Nesta sexta e última temporada, “Better Call Saul” completa sua independência, encerrando os arcos dos antagonistas com vários episódios de antecedência. Além de se assumir praticamente como uma outra série nas horas finais, com toda a liberdade para narrar a derrocada de Jimmy para além dos acontecimentos de “Breaking Bad”. Uma nova e derradeira jornada, como o crepúsculo de um anti-herói, ainda mais melancólica e alienada. Aqui se confirma o sucesso da travessia na corda-bamba em que caminhou desde o começo, ao conseguir trazer as tão aguardadas participações especiais não como meros fan-services, mas para complexificar tudo o que já tinha sido visto até ali. O último episódio é um exemplo perfeito disso, retomando pontos cruciais de ambas as séries para reafirmar seus temas, suas figuras expressivas e metáforas. Saul Goodman não precisa de Walter White para existir, mas Walter White precisou de Saul Goodman para ser Heisenberg.

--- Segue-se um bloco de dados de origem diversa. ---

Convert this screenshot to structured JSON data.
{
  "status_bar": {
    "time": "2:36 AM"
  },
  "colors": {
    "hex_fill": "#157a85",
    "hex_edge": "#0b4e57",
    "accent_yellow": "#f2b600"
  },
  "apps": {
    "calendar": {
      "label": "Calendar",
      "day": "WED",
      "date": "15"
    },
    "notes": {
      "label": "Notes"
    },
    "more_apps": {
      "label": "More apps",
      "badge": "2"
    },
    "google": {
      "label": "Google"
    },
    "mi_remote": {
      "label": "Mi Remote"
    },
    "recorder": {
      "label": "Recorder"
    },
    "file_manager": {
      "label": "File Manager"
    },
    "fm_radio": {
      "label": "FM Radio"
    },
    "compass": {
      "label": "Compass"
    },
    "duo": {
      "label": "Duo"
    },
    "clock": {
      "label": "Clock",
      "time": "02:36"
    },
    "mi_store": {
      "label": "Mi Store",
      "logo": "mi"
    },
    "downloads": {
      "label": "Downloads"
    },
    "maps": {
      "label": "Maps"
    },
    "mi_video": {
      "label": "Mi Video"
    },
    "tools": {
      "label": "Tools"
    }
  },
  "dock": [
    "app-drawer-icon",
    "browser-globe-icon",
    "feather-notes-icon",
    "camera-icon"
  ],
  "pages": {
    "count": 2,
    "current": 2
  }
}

E, na prevalência das palavras e dos gestos, dos discursos e dos olhares, “Better Call Saul” termina sem alarde, diferente do que o fim da quinta temporada podia parecer indicar. Jimmy McGill, ou Saul Goodman, é um advogado. É para o tribunal e para o convencimento que sua vida existe. A série termina assumindo de vez o que sempre fora, para além da ação e do suspense policial: uma comédia dramática e um drama de tribunal. É na última corte, e com sua última enganação, que Saul tenta escapar do destino sem escapatória. Com as últimas rimas visuais, com os últimos enquadramentos elegantes, com o último discurso elaborado. Encerrando o tipo de obra que se vê cada vez menos na era dos streamings. O tipo de obra de um equilíbrio clássico, de narrativa poderosa, de texto afiado e visual estimulante. Não menos hilária por ser tão desafiadora. O tipo de obra que entende que muito pode ser dito tanto nos diálogos inspirados, quanto num plano, pensado através do uso de luz e sombra contrastantes, de duas pessoas encostadas numa parede compartilhando um cigarro.